—Que je voudrais bien être au Pavol! soupirai-je. Nous nous verrions souvent.

—Qui sait, petite cousine? peut-être ne vous plairais-je plus si vous me connaissiez mieux. Cependant je puis certifier que je suis un brave garçon; sauf que j'ai une passion pour le dindon et que j'aime les jolies femmes à la folie, je ne me connais pas le plus petit vice.

—Aimer les jolies femmes, mais ce n'est pas un défaut! Moi, je déteste les gens laids, ma tante, par exemple. Mais assimiler un dindon à une jolie femme, c'est peu flatteur pour cette dernière, mon cousin.

—C'est vrai, je conviens que ma phrase était malheureuse.

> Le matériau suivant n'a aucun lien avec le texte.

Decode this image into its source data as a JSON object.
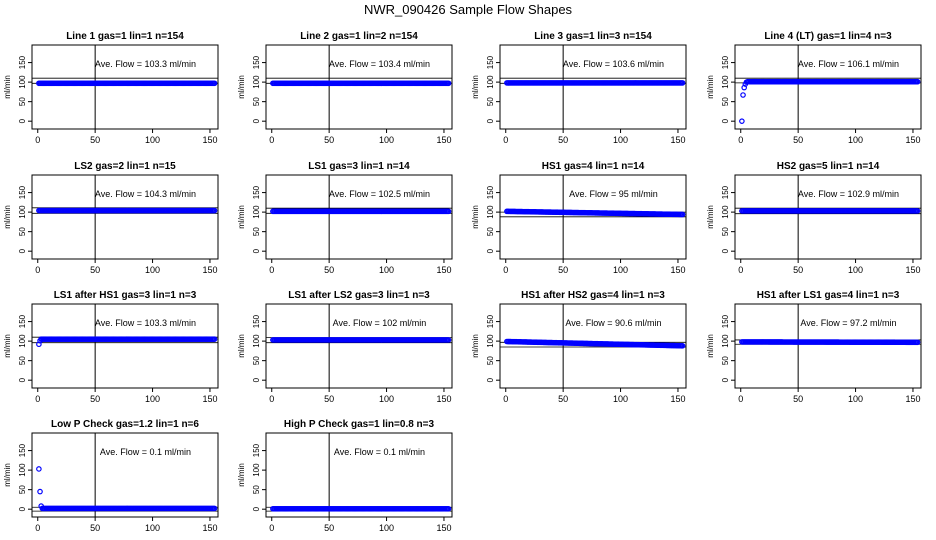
{
  "figure": {
    "title": "NWR_090426  Sample Flow Shapes",
    "marker_color": "#0000ff",
    "ylabel": "ml/min",
    "x_ticks": [
      0,
      50,
      100,
      150
    ],
    "y_ticks": [
      0,
      50,
      100,
      150
    ],
    "xlim": [
      -5,
      157
    ],
    "ylim": [
      -20,
      195
    ],
    "vline_x": 50
  },
  "chart_data": [
    {
      "type": "scatter",
      "title": "Line 1 gas=1 lin=1 n=154",
      "annotation": "Ave. Flow =  103.3  ml/min",
      "avg": 103.3,
      "hlines": [
        97,
        110
      ],
      "profile": "flat",
      "x": [
        1,
        154
      ],
      "y": [
        97,
        97
      ]
    },
    {
      "type": "scatter",
      "title": "Line 2 gas=1 lin=2 n=154",
      "annotation": "Ave. Flow =  103.4  ml/min",
      "avg": 103.4,
      "hlines": [
        97,
        110
      ],
      "profile": "flat",
      "x": [
        1,
        154
      ],
      "y": [
        97,
        97
      ]
    },
    {
      "type": "scatter",
      "title": "Line 3 gas=1 lin=3 n=154",
      "annotation": "Ave. Flow =  103.6  ml/min",
      "avg": 103.6,
      "hlines": [
        97,
        110
      ],
      "profile": "flat",
      "x": [
        1,
        154
      ],
      "y": [
        98,
        98
      ]
    },
    {
      "type": "scatter",
      "title": "Line 4 (LT) gas=1 lin=4 n=3",
      "annotation": "Ave. Flow =  106.1  ml/min",
      "avg": 106.1,
      "hlines": [
        98,
        110
      ],
      "profile": "ramp",
      "x": [
        1,
        2,
        3,
        4,
        5,
        6,
        154
      ],
      "y": [
        0,
        67,
        86,
        95,
        100,
        101,
        101
      ]
    },
    {
      "type": "scatter",
      "title": "LS2 gas=2 lin=1 n=15",
      "annotation": "Ave. Flow =  104.3  ml/min",
      "avg": 104.3,
      "hlines": [
        97,
        111
      ],
      "profile": "flat",
      "x": [
        1,
        154
      ],
      "y": [
        104,
        104
      ]
    },
    {
      "type": "scatter",
      "title": "LS1 gas=3 lin=1 n=14",
      "annotation": "Ave. Flow =  102.5  ml/min",
      "avg": 102.5,
      "hlines": [
        97,
        110
      ],
      "profile": "flat",
      "x": [
        1,
        154
      ],
      "y": [
        102,
        102
      ]
    },
    {
      "type": "scatter",
      "title": "HS1 gas=4 lin=1 n=14",
      "annotation": "Ave. Flow =  95  ml/min",
      "avg": 95,
      "hlines": [
        88,
        100
      ],
      "profile": "decay",
      "x": [
        1,
        154
      ],
      "y": [
        102,
        94
      ]
    },
    {
      "type": "scatter",
      "title": "HS2 gas=5 lin=1 n=14",
      "annotation": "Ave. Flow =  102.9  ml/min",
      "avg": 102.9,
      "hlines": [
        96,
        110
      ],
      "profile": "flat",
      "x": [
        1,
        154
      ],
      "y": [
        103,
        103
      ]
    },
    {
      "type": "scatter",
      "title": "LS1 after HS1 gas=3 lin=1 n=3",
      "annotation": "Ave. Flow =  103.3  ml/min",
      "avg": 103.3,
      "hlines": [
        96,
        110
      ],
      "profile": "step",
      "x": [
        1,
        2,
        3,
        154
      ],
      "y": [
        92,
        101,
        105,
        105
      ]
    },
    {
      "type": "scatter",
      "title": "LS1 after LS2 gas=3 lin=1 n=3",
      "annotation": "Ave. Flow =  102  ml/min",
      "avg": 102,
      "hlines": [
        96,
        109
      ],
      "profile": "flat",
      "x": [
        1,
        154
      ],
      "y": [
        103,
        103
      ]
    },
    {
      "type": "scatter",
      "title": "HS1 after HS2 gas=4 lin=1 n=3",
      "annotation": "Ave. Flow =  90.6  ml/min",
      "avg": 90.6,
      "hlines": [
        85,
        97
      ],
      "profile": "decay",
      "x": [
        1,
        154
      ],
      "y": [
        99,
        88
      ]
    },
    {
      "type": "scatter",
      "title": "HS1 after LS1 gas=4 lin=1 n=3",
      "annotation": "Ave. Flow =  97.2  ml/min",
      "avg": 97.2,
      "hlines": [
        92,
        103
      ],
      "profile": "flat",
      "x": [
        1,
        154
      ],
      "y": [
        98,
        97
      ]
    },
    {
      "type": "scatter",
      "title": "Low P Check gas=1.2 lin=1 n=6",
      "annotation": "Ave. Flow =  0.1  ml/min",
      "avg": 0.1,
      "hlines": [
        -5,
        5
      ],
      "profile": "spike",
      "x": [
        1,
        2,
        3,
        4,
        154
      ],
      "y": [
        103,
        45,
        8,
        2,
        2
      ]
    },
    {
      "type": "scatter",
      "title": "High P Check gas=1 lin=0.8 n=3",
      "annotation": "Ave. Flow =  0.1  ml/min",
      "avg": 0.1,
      "hlines": [
        -5,
        5
      ],
      "profile": "flat",
      "x": [
        1,
        154
      ],
      "y": [
        1,
        1
      ]
    }
  ]
}
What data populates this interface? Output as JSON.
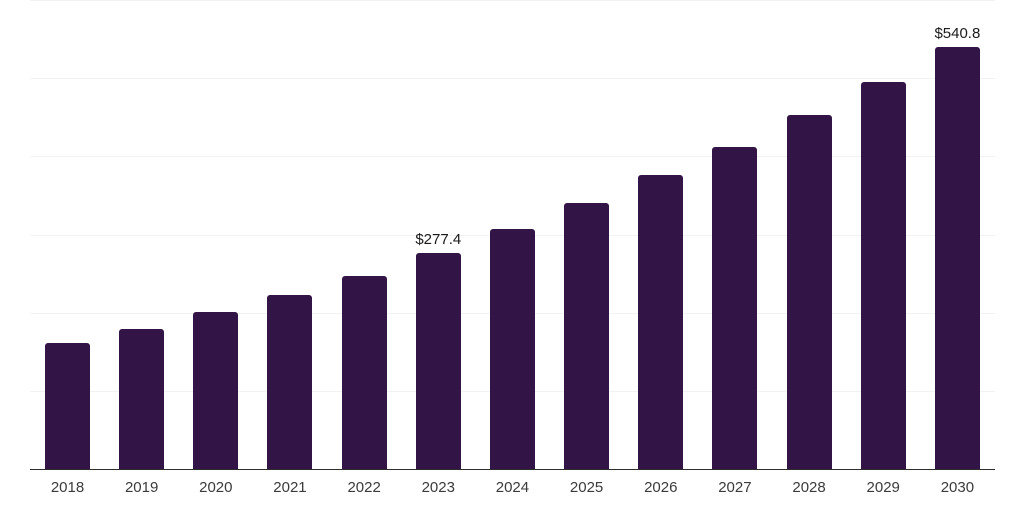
{
  "theme": {
    "background": "#ffffff",
    "bar_color": "#321447",
    "gridline_color": "#f2f2f2",
    "axis_color": "#2e2e2e",
    "tick_label_color": "#3b3b3b",
    "value_label_color": "#1a1a1a"
  },
  "chart_data": {
    "type": "bar",
    "title": "",
    "xlabel": "",
    "ylabel": "",
    "categories": [
      "2018",
      "2019",
      "2020",
      "2021",
      "2022",
      "2023",
      "2024",
      "2025",
      "2026",
      "2027",
      "2028",
      "2029",
      "2030"
    ],
    "values": [
      162.9,
      180.0,
      202.4,
      223.9,
      248.2,
      277.4,
      307.9,
      341.2,
      377.0,
      413.6,
      454.5,
      496.4,
      540.8
    ],
    "bar_labels": [
      "",
      "",
      "",
      "",
      "",
      "$277.4",
      "",
      "",
      "",
      "",
      "",
      "",
      "$540.8"
    ],
    "ylim": [
      0,
      600
    ],
    "gridline_step": 100,
    "grid": true,
    "legend": "none",
    "y_axis_labels_visible": false
  }
}
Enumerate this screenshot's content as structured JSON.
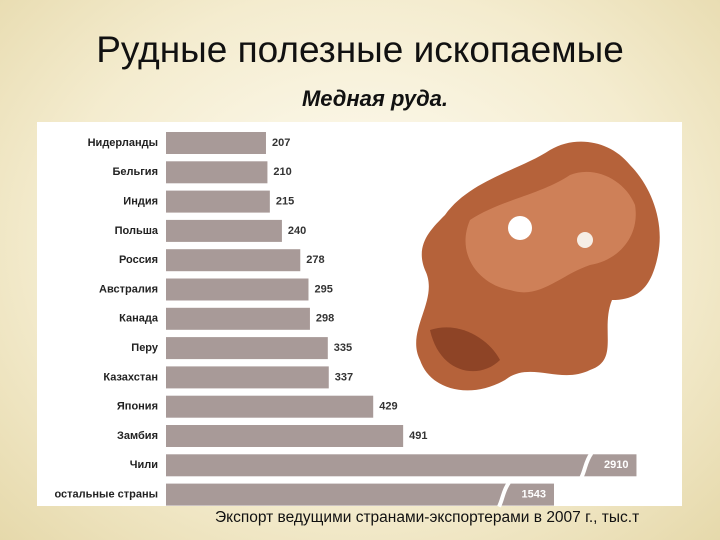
{
  "chart_data": {
    "type": "bar",
    "orientation": "horizontal",
    "title": "Рудные полезные ископаемые",
    "subtitle": "Медная руда.",
    "caption": "Экспорт ведущими странами-экспортерами в 2007 г., тыс.т",
    "categories": [
      "Нидерланды",
      "Бельгия",
      "Индия",
      "Польша",
      "Россия",
      "Австралия",
      "Канада",
      "Перу",
      "Казахстан",
      "Япония",
      "Замбия",
      "Чили",
      "остальные страны"
    ],
    "values": [
      207,
      210,
      215,
      240,
      278,
      295,
      298,
      335,
      337,
      429,
      491,
      2910,
      1543
    ],
    "color": "#a89a98",
    "axis_break": true
  }
}
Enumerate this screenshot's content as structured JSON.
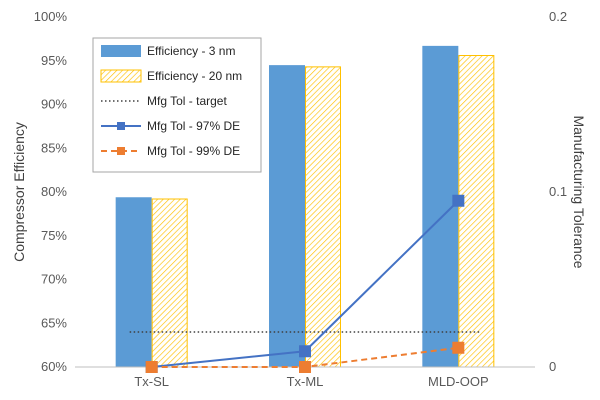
{
  "chart_data": {
    "type": "bar",
    "categories": [
      "Tx-SL",
      "Tx-ML",
      "MLD-OOP"
    ],
    "series": [
      {
        "name": "Efficiency - 3 nm",
        "axis": "left",
        "kind": "bar",
        "values": [
          79.4,
          94.5,
          96.7
        ],
        "color": "#5B9BD5"
      },
      {
        "name": "Efficiency - 20 nm",
        "axis": "left",
        "kind": "bar-hatched",
        "values": [
          79.2,
          94.3,
          95.6
        ],
        "color": "#FFC000"
      },
      {
        "name": "Mfg Tol - target",
        "axis": "right",
        "kind": "line-dotted",
        "values": [
          0.02,
          0.02,
          0.02
        ],
        "color": "#404040"
      },
      {
        "name": "Mfg Tol - 97% DE",
        "axis": "right",
        "kind": "line-marker",
        "values": [
          0.0,
          0.009,
          0.095
        ],
        "color": "#4472C4"
      },
      {
        "name": "Mfg Tol - 99% DE",
        "axis": "right",
        "kind": "line-dashed-marker",
        "values": [
          0.0,
          0.0,
          0.011
        ],
        "color": "#ED7D31"
      }
    ],
    "ylabel": "Compressor Efficiency",
    "y2label": "Manufacturing Tolerance",
    "ylim": [
      60,
      100
    ],
    "y2lim": [
      0,
      0.2
    ],
    "yticks": [
      "60%",
      "65%",
      "70%",
      "75%",
      "80%",
      "85%",
      "90%",
      "95%",
      "100%"
    ],
    "y2ticks": [
      "0",
      "0.1",
      "0.2"
    ],
    "grid": false,
    "legend_position": "top-left"
  }
}
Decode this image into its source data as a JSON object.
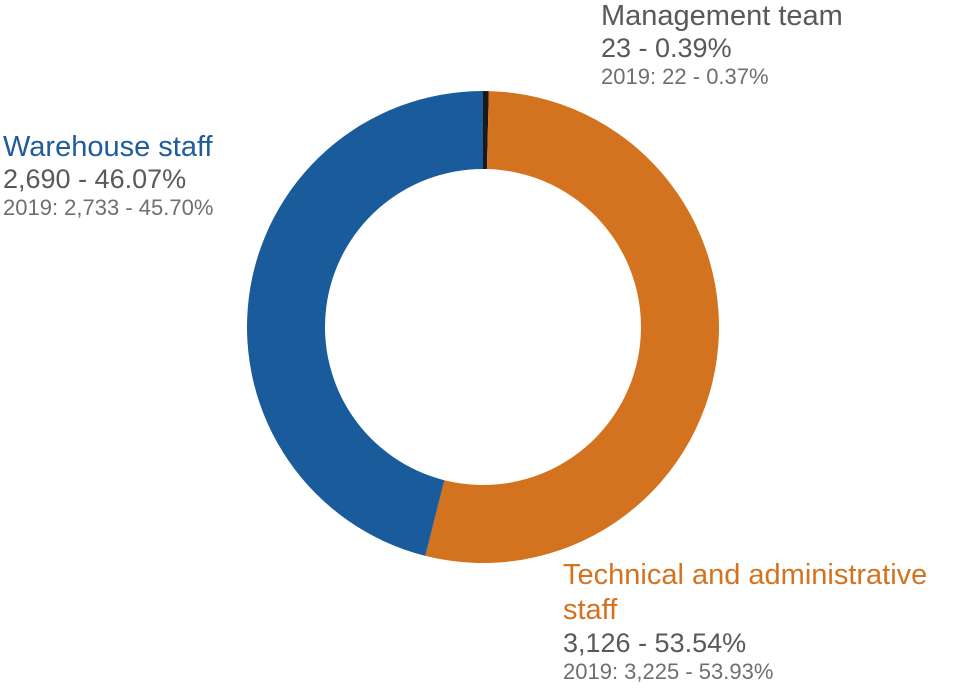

—Je vous pardonne, dis-je avec vivacité. Ainsi, vous me trouvez jolie?»

Il y avait au moins deux heures que je me répétais, en mon for intérieur, qu'il ne fallait pas laisser échapper l'occasion de m'éclairer par un avis carré et compétent sur un sujet palpitant d'intérêt pour moi. Depuis le commencement du dîner, j'attendais avec impatience le moment de placer ma question. Non pas que j'eusse des doutes sur la réponse; mais s'entendre dire, bien directement et bien en face, qu'on est jolie par autre chose qu'un curé..., c'est vraiment délicieux!

«Jolie, ma cousine! vous êtes ravissante! Jamais je n'ai vu de plus beaux yeux et une plus jolie bouche!

—Quel bonheur! et comme c'est agréable, les hommes, quoi qu'en dise ma tante!

—Madame votre tante n'aime pas les hommes? Il est certain qu'elle a passé l'âge de la coquetterie.

—La coquetterie! on ne m'en parle jamais. Est-ce que vous trouvez qu'il faut être coquette?